My program needs to transfer large compressed textures to the card in little time. So my original function which was downloading all of a mipmap at one time was taking too long. See the line below
So I though of sending it by pieces. First step is to make sure it still work if I try to send the same information with glCompressedSubTexImage2DARB. Right? That’s what I did (see line below)
I’ve been suprised that juste replace the first line by the second line gives me an invalid operation, and the textures don’t show up any more. Am I doing anything wrong cause I think those 2 lines shoulld behave the exact same way.
In order to use TextureSubImage command, you must first use a TextureImage command to define the whole texture and in your case possibly with a NULL image pointer.
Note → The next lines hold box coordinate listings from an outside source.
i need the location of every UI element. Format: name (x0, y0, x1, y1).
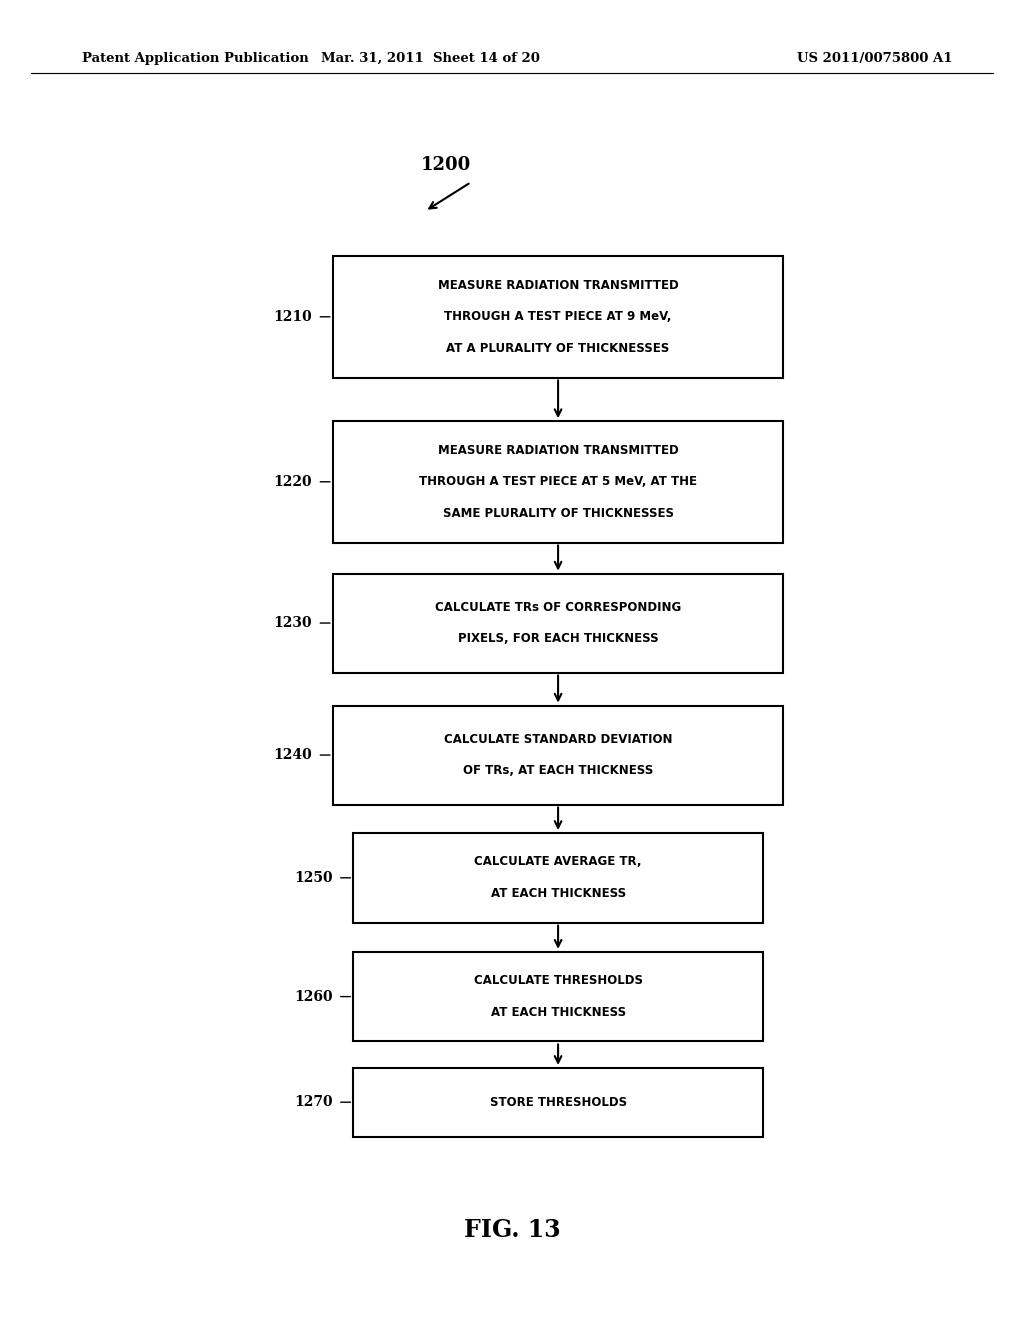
Text: CALCULATE TRs OF CORRESPONDING: CALCULATE TRs OF CORRESPONDING (435, 601, 681, 614)
Text: CALCULATE AVERAGE TR,: CALCULATE AVERAGE TR, (474, 855, 642, 869)
Text: US 2011/0075800 A1: US 2011/0075800 A1 (797, 51, 952, 65)
Text: Patent Application Publication: Patent Application Publication (82, 51, 308, 65)
Text: 1230: 1230 (273, 616, 312, 630)
Text: AT A PLURALITY OF THICKNESSES: AT A PLURALITY OF THICKNESSES (446, 342, 670, 355)
Text: SAME PLURALITY OF THICKNESSES: SAME PLURALITY OF THICKNESSES (442, 507, 674, 520)
Text: 1240: 1240 (273, 748, 312, 762)
Text: AT EACH THICKNESS: AT EACH THICKNESS (490, 1006, 626, 1019)
FancyBboxPatch shape (353, 952, 763, 1041)
FancyBboxPatch shape (353, 833, 763, 923)
Text: CALCULATE THRESHOLDS: CALCULATE THRESHOLDS (473, 974, 643, 987)
Text: 1250: 1250 (294, 871, 333, 884)
Text: THROUGH A TEST PIECE AT 9 MeV,: THROUGH A TEST PIECE AT 9 MeV, (444, 310, 672, 323)
FancyBboxPatch shape (353, 1068, 763, 1137)
Text: STORE THRESHOLDS: STORE THRESHOLDS (489, 1096, 627, 1109)
Text: CALCULATE STANDARD DEVIATION: CALCULATE STANDARD DEVIATION (443, 733, 673, 746)
FancyBboxPatch shape (333, 573, 783, 672)
Text: Mar. 31, 2011  Sheet 14 of 20: Mar. 31, 2011 Sheet 14 of 20 (321, 51, 540, 65)
Text: AT EACH THICKNESS: AT EACH THICKNESS (490, 887, 626, 900)
Text: 1260: 1260 (294, 990, 333, 1003)
Text: MEASURE RADIATION TRANSMITTED: MEASURE RADIATION TRANSMITTED (437, 444, 679, 457)
Text: 1200: 1200 (420, 156, 471, 174)
Text: FIG. 13: FIG. 13 (464, 1218, 560, 1242)
FancyBboxPatch shape (333, 421, 783, 543)
FancyBboxPatch shape (333, 256, 783, 378)
Text: 1210: 1210 (273, 310, 312, 323)
Text: PIXELS, FOR EACH THICKNESS: PIXELS, FOR EACH THICKNESS (458, 632, 658, 645)
Text: THROUGH A TEST PIECE AT 5 MeV, AT THE: THROUGH A TEST PIECE AT 5 MeV, AT THE (419, 475, 697, 488)
FancyBboxPatch shape (333, 705, 783, 804)
Text: 1270: 1270 (294, 1096, 333, 1109)
Text: OF TRs, AT EACH THICKNESS: OF TRs, AT EACH THICKNESS (463, 764, 653, 777)
Text: MEASURE RADIATION TRANSMITTED: MEASURE RADIATION TRANSMITTED (437, 279, 679, 292)
Text: 1220: 1220 (273, 475, 312, 488)
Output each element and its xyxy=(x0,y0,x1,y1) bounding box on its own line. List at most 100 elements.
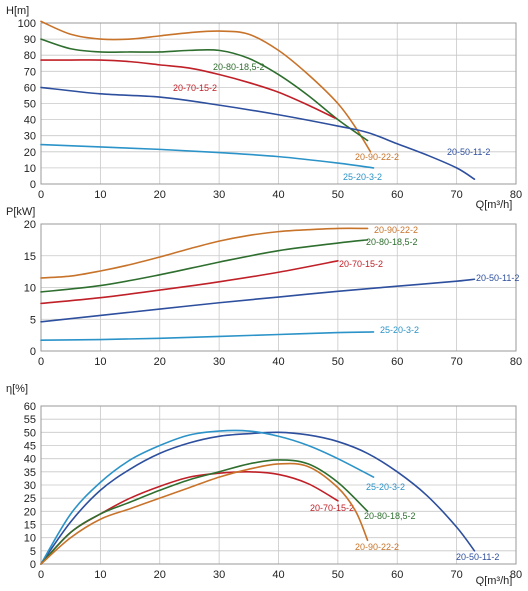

Thinking about it… ok, I have to use glCompressedTexImage2DARB to first create the texture. But if I do so, it will download the texture, so I’m back to square one (to much data to transfer in too little time). If I provide a NULL pointer, is it going to download anything?
You can pass NULL as data to {Compressed}TexImage() to “reserve space” without downloading.
However, I don’t understand why you think uploading the compressed data is too slow. A 1024x1024 texture is 512 KB. Assuming AGP 4x, you have 1 GB/s of bandwidth, so you could theoretically upload 2,000 of those textures per second.
If you’re supplying un-compressed data, and let the driver compress, then you should know that:
the driver doesn’t do as good a job as the Photoshop DDS plug-in does
it still takes forever
you are entirely CPU limited at this point
I highly recommend against it. If you use S3TC compression, you should compress offline. For cards that don’t support compression, you can de-compress from the S3TC data in software on your own (it’s really simple). Box-filter one level and shrink 2x in each direction to get less blockiness in that case (and not be entirely insane on memory usage).
1GB/s on AGP 4x? Cool, I didn’t know that. However, that makes me wonder why I have those results. When I send a 1024x1024 compressed texture (171 Kb), everytime I transfer the first mipmap (131Kb), my frame time jumps over 20 ms. I’m trying to mainting 60Hz, so that’s no good. But your numbers give me a bandwidth of 16666Kb/it, which is a lot larger than what I’m really using. Is there anything I must do to have the 1GB/s bandwidth? Cause for sure I don’t have that. (yes, I have vertex data to transfer, but not that much.). I’m using AGP 4x.
I read something about AGP aperture… what is that?